Doch damit könnte es zumindest auf der Gladbecker Straße bald ein Ende haben. Sowohl bei den Stadtwerken als auch bei den Verantwortlichen im Rathaus sind nach bald zwei Jahre dauernden Querelen sämtliche Geduldsfäden gerissen. Bereits am Freitag gingen mehrere Ordnungsverfügungen unter Androhung eines saftigen Zwangsgeldes gegen D. raus. Es handelt sich dabei um einen hohen fünfstelligen Betrag, der fällig wird, wenn D. die ausstehende Rechnung nicht bis nächsten Freitag gezahlt hat. Damit nicht genug: D. müsse auch dafür sorgen, dass die ausgekühlten Wohnungen wieder beheizt werden. D.’s Schulden für Wasser und Gas an die Stadtwerke belaufen sich dem Vernehmen nach auf weit mehr als 10 000 Euro. Diese Schulden müssen auf einen Schlag überwiesen werden, Ratenzahlung sei nicht mehr möglich. Hinzu kommt: Auch für die Reparatur der mit Flüssigbeton versiegelten Absperrventile müsse der Eigentümer aufkommen. Mit einer einfachen Monteursstunde ist dies nicht getan. Heißt: D. muss komplett neue Hausanschlüsse legen lassen. Weil diese mitten auf der B 224 liegen, einer der am meisten befahrenen Ausfallstraßen der Stadt , handelt es sich um eine kostspielige, mehrere zehntausend Euro teure Baumaßnahme.

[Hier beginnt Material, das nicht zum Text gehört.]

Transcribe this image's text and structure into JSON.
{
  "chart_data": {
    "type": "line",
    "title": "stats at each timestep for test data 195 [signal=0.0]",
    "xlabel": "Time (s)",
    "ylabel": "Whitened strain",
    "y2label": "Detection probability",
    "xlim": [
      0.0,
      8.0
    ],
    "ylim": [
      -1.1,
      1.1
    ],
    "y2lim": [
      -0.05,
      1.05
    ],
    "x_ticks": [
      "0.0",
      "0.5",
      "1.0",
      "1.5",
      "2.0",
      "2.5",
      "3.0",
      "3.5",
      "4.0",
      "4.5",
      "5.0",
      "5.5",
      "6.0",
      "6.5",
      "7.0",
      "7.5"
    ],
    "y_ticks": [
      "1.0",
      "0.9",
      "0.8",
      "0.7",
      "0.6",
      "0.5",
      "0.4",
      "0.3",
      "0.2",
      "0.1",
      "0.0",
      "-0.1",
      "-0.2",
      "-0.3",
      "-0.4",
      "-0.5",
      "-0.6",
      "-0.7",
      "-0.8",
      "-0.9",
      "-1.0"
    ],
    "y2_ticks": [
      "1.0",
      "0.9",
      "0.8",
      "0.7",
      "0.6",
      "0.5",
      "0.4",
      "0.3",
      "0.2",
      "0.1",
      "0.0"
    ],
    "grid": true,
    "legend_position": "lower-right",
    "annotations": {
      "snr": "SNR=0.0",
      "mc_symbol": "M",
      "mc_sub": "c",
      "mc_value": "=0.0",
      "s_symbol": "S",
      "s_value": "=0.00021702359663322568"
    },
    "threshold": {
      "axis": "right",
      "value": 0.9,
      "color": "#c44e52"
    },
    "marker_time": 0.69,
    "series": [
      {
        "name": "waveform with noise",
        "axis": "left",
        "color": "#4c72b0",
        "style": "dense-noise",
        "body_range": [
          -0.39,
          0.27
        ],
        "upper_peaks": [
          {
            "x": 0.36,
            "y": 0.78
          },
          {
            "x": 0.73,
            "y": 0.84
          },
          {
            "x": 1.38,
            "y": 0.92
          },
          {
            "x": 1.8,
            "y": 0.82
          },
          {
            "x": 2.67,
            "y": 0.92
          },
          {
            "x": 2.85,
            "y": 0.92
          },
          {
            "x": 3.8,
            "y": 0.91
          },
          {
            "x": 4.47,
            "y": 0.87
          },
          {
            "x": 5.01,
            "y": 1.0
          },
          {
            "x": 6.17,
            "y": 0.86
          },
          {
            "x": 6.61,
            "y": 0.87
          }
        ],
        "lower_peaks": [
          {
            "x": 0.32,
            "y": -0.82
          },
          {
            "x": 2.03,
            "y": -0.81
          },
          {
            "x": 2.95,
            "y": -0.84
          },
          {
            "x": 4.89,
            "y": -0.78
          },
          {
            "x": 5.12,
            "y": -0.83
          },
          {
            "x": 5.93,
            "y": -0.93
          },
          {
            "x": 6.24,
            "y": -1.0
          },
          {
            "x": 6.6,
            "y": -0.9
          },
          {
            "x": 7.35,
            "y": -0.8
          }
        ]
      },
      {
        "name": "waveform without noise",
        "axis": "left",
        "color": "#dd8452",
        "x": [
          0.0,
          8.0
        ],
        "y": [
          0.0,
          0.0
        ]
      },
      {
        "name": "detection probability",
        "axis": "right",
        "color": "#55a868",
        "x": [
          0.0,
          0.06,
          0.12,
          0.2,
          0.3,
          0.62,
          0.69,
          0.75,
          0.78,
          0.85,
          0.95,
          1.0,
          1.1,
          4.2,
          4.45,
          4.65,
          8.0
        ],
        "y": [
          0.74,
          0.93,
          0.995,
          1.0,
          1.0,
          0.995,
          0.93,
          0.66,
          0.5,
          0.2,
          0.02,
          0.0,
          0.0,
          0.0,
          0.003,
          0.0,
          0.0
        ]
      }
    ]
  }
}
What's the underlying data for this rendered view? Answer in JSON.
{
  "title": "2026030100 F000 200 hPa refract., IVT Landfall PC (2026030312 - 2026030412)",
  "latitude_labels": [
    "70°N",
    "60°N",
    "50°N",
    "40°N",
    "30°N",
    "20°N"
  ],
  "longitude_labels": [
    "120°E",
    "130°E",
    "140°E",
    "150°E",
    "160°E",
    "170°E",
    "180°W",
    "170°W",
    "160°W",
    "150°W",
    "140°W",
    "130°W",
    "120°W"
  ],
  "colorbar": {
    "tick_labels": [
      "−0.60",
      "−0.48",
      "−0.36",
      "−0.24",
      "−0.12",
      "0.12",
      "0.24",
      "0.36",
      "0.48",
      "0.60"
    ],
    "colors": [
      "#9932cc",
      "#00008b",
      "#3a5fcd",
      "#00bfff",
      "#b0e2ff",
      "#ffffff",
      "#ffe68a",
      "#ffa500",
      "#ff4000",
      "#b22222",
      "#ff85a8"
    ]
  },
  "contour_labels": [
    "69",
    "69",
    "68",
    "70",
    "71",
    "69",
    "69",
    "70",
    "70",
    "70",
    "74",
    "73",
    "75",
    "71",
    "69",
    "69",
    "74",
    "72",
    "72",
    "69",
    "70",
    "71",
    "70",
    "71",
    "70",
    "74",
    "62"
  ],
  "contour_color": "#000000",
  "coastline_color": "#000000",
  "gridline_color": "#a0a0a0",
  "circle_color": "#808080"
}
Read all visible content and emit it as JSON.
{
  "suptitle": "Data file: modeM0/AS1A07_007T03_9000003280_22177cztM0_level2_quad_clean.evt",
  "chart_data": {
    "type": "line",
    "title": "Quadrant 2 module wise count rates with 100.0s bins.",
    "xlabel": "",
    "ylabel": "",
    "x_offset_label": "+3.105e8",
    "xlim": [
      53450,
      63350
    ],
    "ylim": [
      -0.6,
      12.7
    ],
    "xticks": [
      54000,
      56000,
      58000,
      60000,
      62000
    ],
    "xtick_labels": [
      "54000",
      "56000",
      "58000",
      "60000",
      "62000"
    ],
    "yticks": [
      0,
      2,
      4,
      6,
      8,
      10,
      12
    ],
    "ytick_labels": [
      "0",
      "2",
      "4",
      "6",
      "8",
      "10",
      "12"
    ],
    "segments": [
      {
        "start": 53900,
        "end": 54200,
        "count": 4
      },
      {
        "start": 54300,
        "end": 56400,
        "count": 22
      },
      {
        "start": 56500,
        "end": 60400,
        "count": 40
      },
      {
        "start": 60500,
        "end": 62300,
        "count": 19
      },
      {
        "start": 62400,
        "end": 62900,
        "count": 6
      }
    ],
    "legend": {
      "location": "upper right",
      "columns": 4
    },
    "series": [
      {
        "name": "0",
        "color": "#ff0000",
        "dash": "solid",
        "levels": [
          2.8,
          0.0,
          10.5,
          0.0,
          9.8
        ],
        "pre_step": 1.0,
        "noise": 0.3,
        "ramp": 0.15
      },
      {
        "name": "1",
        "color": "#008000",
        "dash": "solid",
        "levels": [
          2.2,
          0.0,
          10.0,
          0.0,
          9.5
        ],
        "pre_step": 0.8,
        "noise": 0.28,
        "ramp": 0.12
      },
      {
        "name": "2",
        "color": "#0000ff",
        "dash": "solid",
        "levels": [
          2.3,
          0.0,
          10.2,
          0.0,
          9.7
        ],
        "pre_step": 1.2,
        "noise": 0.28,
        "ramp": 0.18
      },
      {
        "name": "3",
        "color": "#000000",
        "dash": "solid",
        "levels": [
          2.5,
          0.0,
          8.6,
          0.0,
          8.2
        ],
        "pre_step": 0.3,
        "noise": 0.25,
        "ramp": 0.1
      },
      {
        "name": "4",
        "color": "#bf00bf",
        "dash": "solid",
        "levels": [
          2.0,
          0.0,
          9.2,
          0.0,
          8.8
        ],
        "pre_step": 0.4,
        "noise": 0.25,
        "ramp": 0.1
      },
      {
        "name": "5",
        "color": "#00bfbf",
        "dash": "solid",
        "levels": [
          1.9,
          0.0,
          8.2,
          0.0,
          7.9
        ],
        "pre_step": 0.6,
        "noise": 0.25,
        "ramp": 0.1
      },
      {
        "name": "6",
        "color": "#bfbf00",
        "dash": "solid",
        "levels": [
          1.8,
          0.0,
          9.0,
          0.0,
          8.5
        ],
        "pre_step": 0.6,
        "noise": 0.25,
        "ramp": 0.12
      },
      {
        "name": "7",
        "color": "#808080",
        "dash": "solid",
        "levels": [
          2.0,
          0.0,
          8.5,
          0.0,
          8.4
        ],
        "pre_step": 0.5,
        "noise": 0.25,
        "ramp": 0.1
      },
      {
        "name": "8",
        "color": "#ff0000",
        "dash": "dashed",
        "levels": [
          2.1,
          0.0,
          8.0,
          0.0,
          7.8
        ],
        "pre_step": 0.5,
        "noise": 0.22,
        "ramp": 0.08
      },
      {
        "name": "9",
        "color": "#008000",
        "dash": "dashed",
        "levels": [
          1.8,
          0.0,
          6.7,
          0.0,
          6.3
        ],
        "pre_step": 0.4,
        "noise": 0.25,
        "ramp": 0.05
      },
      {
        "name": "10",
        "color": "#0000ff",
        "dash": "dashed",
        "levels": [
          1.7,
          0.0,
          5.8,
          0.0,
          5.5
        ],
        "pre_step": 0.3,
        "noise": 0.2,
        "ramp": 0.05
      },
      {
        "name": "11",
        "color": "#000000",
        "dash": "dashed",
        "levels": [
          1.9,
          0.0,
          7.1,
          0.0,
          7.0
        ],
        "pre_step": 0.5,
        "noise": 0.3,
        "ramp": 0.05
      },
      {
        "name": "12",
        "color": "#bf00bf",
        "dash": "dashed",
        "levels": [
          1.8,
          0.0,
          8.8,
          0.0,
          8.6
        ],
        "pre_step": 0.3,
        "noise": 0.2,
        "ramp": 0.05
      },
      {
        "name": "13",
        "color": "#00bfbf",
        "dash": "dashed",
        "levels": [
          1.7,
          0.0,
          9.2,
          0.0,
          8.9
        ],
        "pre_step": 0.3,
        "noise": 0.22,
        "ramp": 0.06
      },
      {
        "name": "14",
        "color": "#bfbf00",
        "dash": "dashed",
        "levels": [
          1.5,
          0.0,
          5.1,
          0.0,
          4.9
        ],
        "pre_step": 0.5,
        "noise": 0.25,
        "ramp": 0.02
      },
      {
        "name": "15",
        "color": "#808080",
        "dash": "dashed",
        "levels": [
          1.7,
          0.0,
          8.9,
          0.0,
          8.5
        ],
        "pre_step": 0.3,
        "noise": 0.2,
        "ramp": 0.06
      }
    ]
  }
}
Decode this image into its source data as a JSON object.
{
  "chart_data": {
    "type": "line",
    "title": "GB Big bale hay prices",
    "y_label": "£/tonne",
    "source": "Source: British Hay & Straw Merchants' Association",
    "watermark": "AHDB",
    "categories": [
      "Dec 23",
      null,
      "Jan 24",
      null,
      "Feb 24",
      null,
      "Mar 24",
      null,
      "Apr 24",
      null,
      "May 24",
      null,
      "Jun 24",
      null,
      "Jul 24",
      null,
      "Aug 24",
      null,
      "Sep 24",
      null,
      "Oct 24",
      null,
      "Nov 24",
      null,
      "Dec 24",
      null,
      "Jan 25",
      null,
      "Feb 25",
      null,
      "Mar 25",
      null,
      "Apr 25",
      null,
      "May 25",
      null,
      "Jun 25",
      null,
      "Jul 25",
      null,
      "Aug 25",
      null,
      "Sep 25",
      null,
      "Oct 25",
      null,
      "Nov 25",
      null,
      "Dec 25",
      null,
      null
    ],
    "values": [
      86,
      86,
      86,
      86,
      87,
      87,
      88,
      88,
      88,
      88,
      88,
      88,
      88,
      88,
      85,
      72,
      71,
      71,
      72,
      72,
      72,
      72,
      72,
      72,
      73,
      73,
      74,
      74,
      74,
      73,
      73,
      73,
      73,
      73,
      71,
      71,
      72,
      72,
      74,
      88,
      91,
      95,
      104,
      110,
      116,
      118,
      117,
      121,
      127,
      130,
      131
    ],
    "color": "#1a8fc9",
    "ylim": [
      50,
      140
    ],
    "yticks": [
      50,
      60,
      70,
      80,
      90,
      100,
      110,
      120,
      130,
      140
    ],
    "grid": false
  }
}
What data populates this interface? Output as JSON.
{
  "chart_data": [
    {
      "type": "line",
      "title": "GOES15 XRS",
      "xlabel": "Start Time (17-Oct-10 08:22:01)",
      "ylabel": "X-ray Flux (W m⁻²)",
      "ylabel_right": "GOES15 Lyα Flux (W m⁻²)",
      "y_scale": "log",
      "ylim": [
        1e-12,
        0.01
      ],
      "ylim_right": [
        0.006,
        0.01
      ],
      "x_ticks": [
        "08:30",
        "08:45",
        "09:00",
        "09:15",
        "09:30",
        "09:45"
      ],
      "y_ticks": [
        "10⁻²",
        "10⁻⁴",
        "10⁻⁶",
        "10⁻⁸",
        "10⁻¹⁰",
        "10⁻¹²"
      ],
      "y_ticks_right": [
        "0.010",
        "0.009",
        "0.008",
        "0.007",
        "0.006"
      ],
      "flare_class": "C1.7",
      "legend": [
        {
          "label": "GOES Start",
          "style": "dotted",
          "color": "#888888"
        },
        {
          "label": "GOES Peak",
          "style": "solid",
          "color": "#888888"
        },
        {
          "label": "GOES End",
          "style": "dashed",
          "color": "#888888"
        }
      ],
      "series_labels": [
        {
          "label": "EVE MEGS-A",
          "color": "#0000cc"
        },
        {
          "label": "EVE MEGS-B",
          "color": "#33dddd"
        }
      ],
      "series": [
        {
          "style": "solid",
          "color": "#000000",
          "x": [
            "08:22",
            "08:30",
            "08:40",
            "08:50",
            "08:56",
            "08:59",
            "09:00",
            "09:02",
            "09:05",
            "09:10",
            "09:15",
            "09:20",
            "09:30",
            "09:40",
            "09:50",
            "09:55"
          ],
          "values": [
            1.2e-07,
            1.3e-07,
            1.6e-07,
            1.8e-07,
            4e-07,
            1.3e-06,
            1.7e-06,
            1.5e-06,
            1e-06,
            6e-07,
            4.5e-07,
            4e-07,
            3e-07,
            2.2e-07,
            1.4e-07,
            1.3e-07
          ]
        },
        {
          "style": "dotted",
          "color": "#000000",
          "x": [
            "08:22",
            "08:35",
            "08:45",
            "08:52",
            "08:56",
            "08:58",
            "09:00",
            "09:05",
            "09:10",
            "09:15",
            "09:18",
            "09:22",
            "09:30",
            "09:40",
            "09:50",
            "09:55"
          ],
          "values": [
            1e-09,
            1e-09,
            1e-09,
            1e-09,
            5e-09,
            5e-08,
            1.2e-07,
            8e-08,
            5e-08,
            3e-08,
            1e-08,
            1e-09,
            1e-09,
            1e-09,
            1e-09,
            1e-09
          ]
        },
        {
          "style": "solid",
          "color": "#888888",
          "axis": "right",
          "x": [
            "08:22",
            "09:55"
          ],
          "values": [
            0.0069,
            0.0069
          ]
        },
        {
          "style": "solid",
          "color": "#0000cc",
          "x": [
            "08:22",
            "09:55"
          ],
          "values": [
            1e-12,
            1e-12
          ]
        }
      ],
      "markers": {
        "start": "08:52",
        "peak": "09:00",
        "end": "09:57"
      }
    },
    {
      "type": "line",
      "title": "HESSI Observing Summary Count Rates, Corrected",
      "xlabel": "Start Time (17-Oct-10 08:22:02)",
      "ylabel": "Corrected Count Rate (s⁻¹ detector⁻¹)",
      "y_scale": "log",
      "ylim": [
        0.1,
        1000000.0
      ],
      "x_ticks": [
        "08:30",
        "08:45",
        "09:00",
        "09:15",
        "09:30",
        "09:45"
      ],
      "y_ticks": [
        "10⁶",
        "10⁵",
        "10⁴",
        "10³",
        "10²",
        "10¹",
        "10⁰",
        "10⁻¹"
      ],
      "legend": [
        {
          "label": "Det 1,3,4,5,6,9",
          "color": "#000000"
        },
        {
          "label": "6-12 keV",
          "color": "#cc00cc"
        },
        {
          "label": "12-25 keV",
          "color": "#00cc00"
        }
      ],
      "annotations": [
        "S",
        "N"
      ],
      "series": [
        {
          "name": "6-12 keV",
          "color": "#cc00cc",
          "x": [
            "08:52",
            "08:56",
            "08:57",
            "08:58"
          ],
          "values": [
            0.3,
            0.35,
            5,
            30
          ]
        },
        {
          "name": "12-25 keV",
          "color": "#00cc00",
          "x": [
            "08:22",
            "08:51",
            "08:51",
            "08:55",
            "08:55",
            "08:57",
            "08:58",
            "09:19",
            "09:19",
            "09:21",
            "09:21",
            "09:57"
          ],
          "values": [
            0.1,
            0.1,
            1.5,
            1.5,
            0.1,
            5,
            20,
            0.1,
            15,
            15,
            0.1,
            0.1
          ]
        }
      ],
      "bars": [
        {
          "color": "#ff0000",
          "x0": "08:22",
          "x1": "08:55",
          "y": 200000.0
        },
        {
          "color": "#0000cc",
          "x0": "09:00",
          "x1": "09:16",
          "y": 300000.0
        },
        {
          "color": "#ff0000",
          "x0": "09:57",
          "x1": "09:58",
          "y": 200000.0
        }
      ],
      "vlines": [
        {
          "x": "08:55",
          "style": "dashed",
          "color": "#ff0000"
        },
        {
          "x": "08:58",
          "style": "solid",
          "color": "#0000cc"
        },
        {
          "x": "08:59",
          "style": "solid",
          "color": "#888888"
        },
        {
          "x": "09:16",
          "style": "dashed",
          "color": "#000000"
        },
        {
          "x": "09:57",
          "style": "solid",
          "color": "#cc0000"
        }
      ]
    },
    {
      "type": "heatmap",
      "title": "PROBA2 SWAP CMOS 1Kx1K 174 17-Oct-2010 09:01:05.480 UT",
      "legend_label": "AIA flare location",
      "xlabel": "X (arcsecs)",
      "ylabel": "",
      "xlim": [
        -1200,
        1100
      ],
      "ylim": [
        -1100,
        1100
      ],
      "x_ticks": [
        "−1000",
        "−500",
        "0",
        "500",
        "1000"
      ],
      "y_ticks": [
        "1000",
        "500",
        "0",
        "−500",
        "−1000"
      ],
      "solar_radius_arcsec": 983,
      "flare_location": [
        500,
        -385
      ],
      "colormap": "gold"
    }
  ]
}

Um an Wasser zu gelangen, sind verzweifelte Hausbewohner neulich nachts um drei Uhr früh selber tätig geworden. Eine Polizeistreife entdeckte zwei auf der Gladbecker knieende Männer, die den ultraharten Beton vergeblich mit Hammer und Meißel aufzustemmen versuchten – ein strafbares und obendrein lebensgefährliches Manöver.

Sozialarbeiter der „Neuen Arbeit“ (Diakonie) und der Awo haben die Familien in den Problemhäusern bereits gestern Abend über die Eskalation informiert. „Die Bewohner sind aufgefordert, so schnell wie möglich die Häuser zu verlassen“, sagt der Sicherheitskoordinator, „wir tun alles, um die Gefährdung des Kindeswohles abzuwenden“. Die Stadt werde bei der Suche nach Ersatzwohnungen behilflich sein und Notunterkünfte zur Verfügung stellen. Die beiden schwangeren Frauen würden von Sozialarbeitern betreut. Und woher kommt das Wasser für die Menschen? „Weiterhin von der benachbarten Kirchengemeinde und den beiden Tankstellen“, sagt Blackert.